Until the early 2020s, top rates generally remained below 1% APY. In recent times, we experienced a period of increasing rates, with the best offerings exceeding 5% APY for 1-year CDs.
View this interactive chart on Fortune.com
How to get a good CD rate
Determining what a good CD rate looks like is subjective. It depends on how much money you have to invest, how long you can leave it locked up in a certificate, and what prevailing market rates are when you intend to open an account.
For instance, a 5% APY CD over five years might not be the right choice if you need liquidity sooner or if rates rise, leaving you with a lower return. Generally, rates above the national average are advantageous. Compare rates across banks for your desired term to find the best option.
Key factors to evaluate when comparing CDs include minimum balance requirements, available terms, offered interest rates (typically higher at online banks), penalties for early withdrawals, and any associated fees. Opting for a bank rather than a broker might help avoid unnecessary fees.
Consider these factors:
- Term length: Ensure they match your savings goals.
- APY: Higher rates are available for longer CD terms.
- Minimum deposit: Ensure you can meet minimum deposit requirements.
- Penalties: Understand early withdrawal costs, in case you need to withdraw money before a CD matures.
- Deposit insurance: Always verify that your bank or credit union of choice has Federal Deposit Insurance Corp. (FDIC) or National Credit Union Administration (NCUA) coverage.
Look into offerings from online banks
Online banks and fintechs typically offer better rates than national banks. Large financial institutions primarily generate revenue through interest earned on loans, fees, and investments in securities.
In contrast, smaller banks and online fintech companies actively attract new customers by offering competitive APYs on deposit accounts. Moreover, online banks typically have lower overhead costs, allowing them to pass on better rates to their clientele.
Set up a CD ladder
CD ladders suit savers hesitant to lock funds for long terms. Splitting savings across CDs with varying maturities offers a blend of short-term access and higher long-term rates.
For example, if you begin by investing $3,000 in three staggered CDs (1-year, 2-year, and 3-year), then as each matures you reinvest the money in a 3-year CD. With this plan, you get access to your money (plus the interest you’ve earned) every year.
Types of certificates of deposit
Various CD types cater to different needs, such as:
- Brokered CDs are bought and sold via brokerage accounts rather than banks or credit unions. They are typically issued by banks and sold to brokerages, which offer them to customers at higher APYs compared to conventional CDs.

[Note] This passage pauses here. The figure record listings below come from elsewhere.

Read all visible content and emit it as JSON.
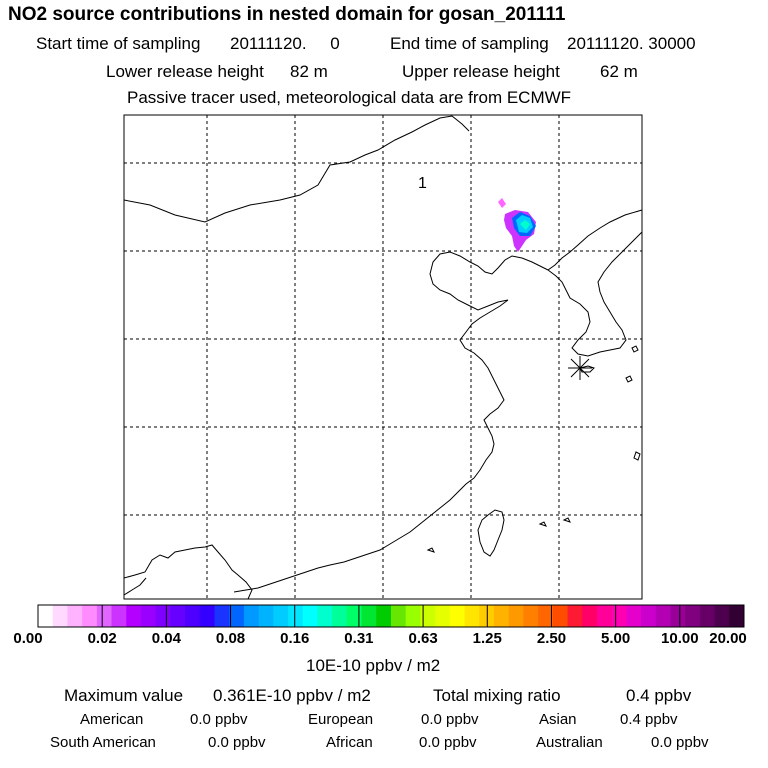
{
  "header": {
    "title": "NO2 source contributions in nested domain for gosan_201111",
    "start_label": "Start time of sampling",
    "start_value": "20111120.     0",
    "end_label": "End time of sampling",
    "end_value": "20111120. 30000",
    "lower_label": "Lower release height",
    "lower_value": "82 m",
    "upper_label": "Upper release height",
    "upper_value": "62 m",
    "info": "Passive tracer used, meteorological data are from ECMWF"
  },
  "map": {
    "region_label": "1",
    "receptor_marker": "asterisk-icon",
    "plume_colors": [
      "#ff66ff",
      "#cc33ff",
      "#0066ff",
      "#00ccff",
      "#00ffcc"
    ]
  },
  "colorbar": {
    "colors": [
      "#ffffff",
      "#ffd9ff",
      "#ffb3ff",
      "#ff8cff",
      "#e066ff",
      "#cc33ff",
      "#b300ff",
      "#9900ff",
      "#8000ff",
      "#6600ff",
      "#4d00ff",
      "#3300ff",
      "#1a33ff",
      "#0066ff",
      "#0099ff",
      "#00b3ff",
      "#00ccff",
      "#00e6ff",
      "#00ffff",
      "#00ffcc",
      "#00ff99",
      "#00ff66",
      "#00e633",
      "#00cc00",
      "#66e600",
      "#99ff00",
      "#ccff00",
      "#e6ff00",
      "#ffff00",
      "#ffe600",
      "#ffcc00",
      "#ffb300",
      "#ff9900",
      "#ff8000",
      "#ff6600",
      "#ff4d00",
      "#ff1a33",
      "#ff0066",
      "#ff0099",
      "#ff00b3",
      "#e600cc",
      "#cc00cc",
      "#b300b3",
      "#990099",
      "#800080",
      "#660066",
      "#4d004d",
      "#330033"
    ],
    "labels": [
      "0.00",
      "0.02",
      "0.04",
      "0.08",
      "0.16",
      "0.31",
      "0.63",
      "1.25",
      "2.50",
      "5.00",
      "10.00",
      "20.00"
    ],
    "unit": "10E-10 ppbv / m2"
  },
  "stats": {
    "max_label": "Maximum value",
    "max_value": "0.361E-10 ppbv / m2",
    "total_label": "Total mixing ratio",
    "total_value": "0.4 ppbv",
    "american_label": "American",
    "american_value": "0.0 ppbv",
    "european_label": "European",
    "european_value": "0.0 ppbv",
    "asian_label": "Asian",
    "asian_value": "0.4 ppbv",
    "south_american_label": "South American",
    "south_american_value": "0.0 ppbv",
    "african_label": "African",
    "african_value": "0.0 ppbv",
    "australian_label": "Australian",
    "australian_value": "0.0 ppbv"
  }
}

- Callable CDs include a call feature allowing the issuing financial institution to end the CD before its maturity. Upon such a call, investors retain their principal along with any accrued interest up to that point.
- Bump-up CDs allow you to request a higher APY if interest rates increase after you've opened your account. Generally, you can adjust the rate on your CD once or twice during its term.
- No-penalty CDs do not impose penalties for withdrawing funds before maturity. They are less prevalent than other CD varieties and may also feature lower APYs compared to traditional CDs.
- Jumbo CDs usually require a minimum initial deposit of at least $100,000 but generally provide higher APYs than standard CDs.
- Variable-rate CDs offer changing APYs that are indexed to prevailing interest rates. They carry higher risk compared to traditional CDs because a decrease in interest rates before maturity can lead to a lower yield.